Looking forward, projected growth and demographic shifts in the older population seem likely to increase the number of multigenerational households and the share of people living in those households. The U.S. Census Bureau’s most recent population projections estimate that by 2035, about 79 million Americans will be age 65 or older, an increase of more than 30 million people in just two decades. This growth is due to the fact that the baby boom generation is getting older and because with increases in longevity more people will live well into their 80s, 90s, and beyond. In fact, the Census Bureau projects the number of “oldest old” adults aged 85 and over to double over the next two decades.
The racial and ethnic composition of the older population will also shift markedly over the next several decades. The non-Hispanic white share of the 65-and-over population is projected to drop nearly ten percentage points to 69 percent by 2035, while the black, Hispanic, and Asian shares will rise, respectively, by 20 percent, 67 percent, and 39 percent (Figure 3). Census Bureau projections estimate that the foreign-born share of the 65 and over population will also continue to increase, growing from 13 percent in 2015 to 19 percent in 2035. Though the direction of future residential preferences among the older population is uncertain, the sheer magnitude of growth in the older population and the fact that much of the growth will be among the very old, people of color, and the foreign born suggests there will be substantial growth in multigenerational households in the coming years.
Impacts on Housing and Services
As this growth occurs, it will be important to consider how new and existing housing stock might be designed or modified to best meet the needs of multigenerational households. Universal design features including single-floor living, zero-step entrances, and hallways and doorways wide enough to accommodate wheelchairs, walkers, or strollers can make homes more accessible for older adults with mobility limitations as well as for their young grandchildren. Flexible layouts that can change as family needs evolve, as well as the addition of semi-private spaces for each generation (such as in-law suites with separate entrances, multiple master bedrooms or kitchens, and accessory dwelling units), can also help make the housing stock better suited for multigenerational households.

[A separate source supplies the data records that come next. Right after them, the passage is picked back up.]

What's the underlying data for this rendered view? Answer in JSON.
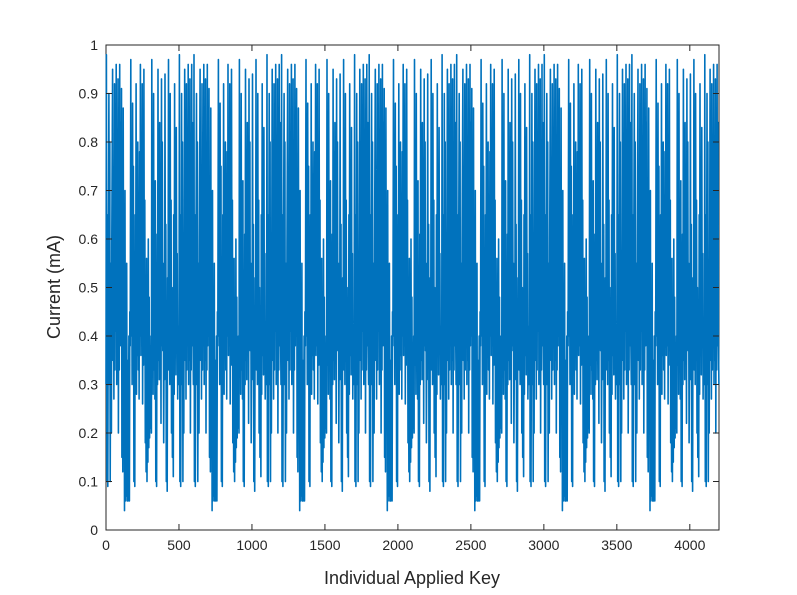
{
  "chart_data": {
    "type": "line",
    "title": "",
    "xlabel": "Individual Applied Key",
    "ylabel": "Current (mA)",
    "xlim": [
      0,
      4200
    ],
    "ylim": [
      0,
      1
    ],
    "xticks": [
      0,
      500,
      1000,
      1500,
      2000,
      2500,
      3000,
      3500,
      4000
    ],
    "yticks": [
      0,
      0.1,
      0.2,
      0.3,
      0.4,
      0.5,
      0.6,
      0.7,
      0.8,
      0.9,
      1
    ],
    "xtick_labels": [
      "0",
      "500",
      "1000",
      "1500",
      "2000",
      "2500",
      "3000",
      "3500",
      "4000"
    ],
    "ytick_labels": [
      "0",
      "0.1",
      "0.2",
      "0.3",
      "0.4",
      "0.5",
      "0.6",
      "0.7",
      "0.8",
      "0.9",
      "1"
    ],
    "grid": false,
    "legend": "none",
    "series": [
      {
        "name": "",
        "color": "#0072BD",
        "period": 600,
        "cycle_template": [
          [
            0,
            0.3
          ],
          [
            3,
            0.98
          ],
          [
            6,
            0.1
          ],
          [
            9,
            0.65
          ],
          [
            12,
            0.09
          ],
          [
            15,
            0.45
          ],
          [
            20,
            0.9
          ],
          [
            23,
            0.3
          ],
          [
            26,
            0.8
          ],
          [
            29,
            0.1
          ],
          [
            33,
            0.55
          ],
          [
            37,
            0.2
          ],
          [
            40,
            0.6
          ],
          [
            45,
            0.95
          ],
          [
            48,
            0.35
          ],
          [
            51,
            0.7
          ],
          [
            54,
            0.27
          ],
          [
            58,
            0.92
          ],
          [
            61,
            0.33
          ],
          [
            64,
            0.78
          ],
          [
            67,
            0.41
          ],
          [
            70,
            0.96
          ],
          [
            73,
            0.3
          ],
          [
            76,
            0.8
          ],
          [
            79,
            0.35
          ],
          [
            82,
            0.93
          ],
          [
            85,
            0.2
          ],
          [
            88,
            0.6
          ],
          [
            91,
            0.33
          ],
          [
            94,
            0.96
          ],
          [
            97,
            0.38
          ],
          [
            100,
            0.84
          ],
          [
            103,
            0.4
          ],
          [
            106,
            0.91
          ],
          [
            109,
            0.15
          ],
          [
            112,
            0.46
          ],
          [
            115,
            0.12
          ],
          [
            118,
            0.87
          ],
          [
            121,
            0.3
          ],
          [
            124,
            0.6
          ],
          [
            127,
            0.04
          ],
          [
            130,
            0.7
          ],
          [
            133,
            0.06
          ],
          [
            136,
            0.4
          ],
          [
            139,
            0.07
          ],
          [
            142,
            0.55
          ],
          [
            145,
            0.06
          ],
          [
            148,
            0.35
          ],
          [
            151,
            0.06
          ],
          [
            154,
            0.2
          ],
          [
            157,
            0.4
          ],
          [
            160,
            0.06
          ],
          [
            163,
            0.45
          ],
          [
            166,
            0.38
          ],
          [
            170,
            0.97
          ],
          [
            173,
            0.4
          ],
          [
            176,
            0.6
          ],
          [
            179,
            0.3
          ],
          [
            182,
            0.88
          ],
          [
            185,
            0.35
          ],
          [
            188,
            0.75
          ],
          [
            191,
            0.1
          ],
          [
            194,
            0.5
          ],
          [
            197,
            0.09
          ],
          [
            200,
            0.65
          ],
          [
            203,
            0.36
          ],
          [
            206,
            0.92
          ],
          [
            209,
            0.28
          ],
          [
            212,
            0.7
          ],
          [
            215,
            0.36
          ],
          [
            218,
            0.8
          ],
          [
            221,
            0.33
          ],
          [
            224,
            0.69
          ],
          [
            227,
            0.27
          ],
          [
            230,
            0.78
          ],
          [
            233,
            0.4
          ],
          [
            236,
            0.96
          ],
          [
            239,
            0.36
          ],
          [
            242,
            0.82
          ],
          [
            245,
            0.38
          ],
          [
            248,
            0.92
          ],
          [
            251,
            0.26
          ],
          [
            254,
            0.62
          ],
          [
            257,
            0.34
          ],
          [
            260,
            0.95
          ],
          [
            263,
            0.37
          ],
          [
            266,
            0.68
          ],
          [
            269,
            0.18
          ],
          [
            272,
            0.42
          ],
          [
            275,
            0.12
          ],
          [
            278,
            0.56
          ],
          [
            281,
            0.1
          ],
          [
            284,
            0.4
          ],
          [
            287,
            0.14
          ],
          [
            290,
            0.6
          ],
          [
            293,
            0.17
          ],
          [
            296,
            0.48
          ],
          [
            299,
            0.19
          ],
          [
            302,
            0.38
          ],
          [
            305,
            0.21
          ],
          [
            308,
            0.4
          ],
          [
            311,
            0.2
          ],
          [
            314,
            0.97
          ],
          [
            317,
            0.34
          ],
          [
            320,
            0.7
          ],
          [
            323,
            0.28
          ],
          [
            326,
            0.9
          ],
          [
            329,
            0.33
          ],
          [
            332,
            0.65
          ],
          [
            335,
            0.27
          ],
          [
            338,
            0.72
          ],
          [
            341,
            0.1
          ],
          [
            344,
            0.45
          ],
          [
            347,
            0.09
          ],
          [
            350,
            0.61
          ],
          [
            353,
            0.3
          ],
          [
            356,
            0.95
          ],
          [
            359,
            0.35
          ],
          [
            362,
            0.78
          ],
          [
            365,
            0.31
          ],
          [
            368,
            0.84
          ],
          [
            371,
            0.36
          ],
          [
            374,
            0.6
          ],
          [
            377,
            0.22
          ],
          [
            380,
            0.93
          ],
          [
            383,
            0.38
          ],
          [
            386,
            0.8
          ],
          [
            389,
            0.37
          ],
          [
            392,
            0.55
          ],
          [
            395,
            0.18
          ],
          [
            398,
            0.38
          ],
          [
            401,
            0.31
          ],
          [
            404,
            0.94
          ],
          [
            407,
            0.36
          ],
          [
            410,
            0.63
          ],
          [
            413,
            0.1
          ],
          [
            416,
            0.34
          ],
          [
            419,
            0.08
          ],
          [
            422,
            0.52
          ],
          [
            425,
            0.36
          ],
          [
            428,
            0.97
          ],
          [
            431,
            0.33
          ],
          [
            434,
            0.76
          ],
          [
            437,
            0.3
          ],
          [
            440,
            0.9
          ],
          [
            443,
            0.35
          ],
          [
            446,
            0.68
          ],
          [
            449,
            0.2
          ],
          [
            452,
            0.5
          ],
          [
            455,
            0.15
          ],
          [
            458,
            0.37
          ],
          [
            461,
            0.11
          ],
          [
            464,
            0.65
          ],
          [
            467,
            0.28
          ],
          [
            470,
            0.92
          ],
          [
            473,
            0.36
          ],
          [
            476,
            0.7
          ],
          [
            479,
            0.32
          ],
          [
            482,
            0.83
          ],
          [
            485,
            0.38
          ],
          [
            488,
            0.57
          ],
          [
            491,
            0.27
          ],
          [
            494,
            0.42
          ],
          [
            497,
            0.31
          ],
          [
            500,
            0.3
          ],
          [
            503,
            0.98
          ],
          [
            506,
            0.1
          ],
          [
            509,
            0.65
          ],
          [
            512,
            0.09
          ],
          [
            515,
            0.45
          ],
          [
            518,
            0.9
          ],
          [
            521,
            0.3
          ],
          [
            524,
            0.8
          ],
          [
            527,
            0.1
          ],
          [
            530,
            0.55
          ],
          [
            533,
            0.2
          ],
          [
            536,
            0.6
          ],
          [
            539,
            0.95
          ],
          [
            542,
            0.35
          ],
          [
            545,
            0.7
          ],
          [
            548,
            0.27
          ],
          [
            551,
            0.92
          ],
          [
            554,
            0.33
          ],
          [
            557,
            0.78
          ],
          [
            560,
            0.41
          ],
          [
            563,
            0.96
          ],
          [
            566,
            0.3
          ],
          [
            569,
            0.8
          ],
          [
            572,
            0.35
          ],
          [
            575,
            0.93
          ],
          [
            578,
            0.2
          ],
          [
            581,
            0.6
          ],
          [
            584,
            0.33
          ],
          [
            587,
            0.96
          ],
          [
            590,
            0.38
          ],
          [
            593,
            0.84
          ],
          [
            596,
            0.4
          ],
          [
            599,
            0.3
          ]
        ]
      }
    ]
  }
}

While multigenerational living works well for many households, it is important to note that it is not necessarily a desirable option for every family. Rather, multigenerational living may be a financial necessity rather than an attractive housing option not only for families with lower incomes but also for moderate-income families living in higher-cost areas. Further, sharing a home with multiple generations can be challenging, particularly if the house is small, has inadequate amenities, or there are unclear or unrealistic expectations about responsibilities for both finances and personal care. Finally, informal help from family members may not be an adequate replacement for professional care, particularly for aging adults with serious health conditions. Providing families with guidance about how to live successfully in multigenerational settings, and, perhaps, with financial assistance to make home upgrades and modifications, will therefore be critical if multigenerational living is going to be an appealing, comfortable option for families of all means. While designing and carrying out such policies and programs will be challenging, such efforts have the potential to provide a more appealing and cost-effective housing option for older Americans and their families.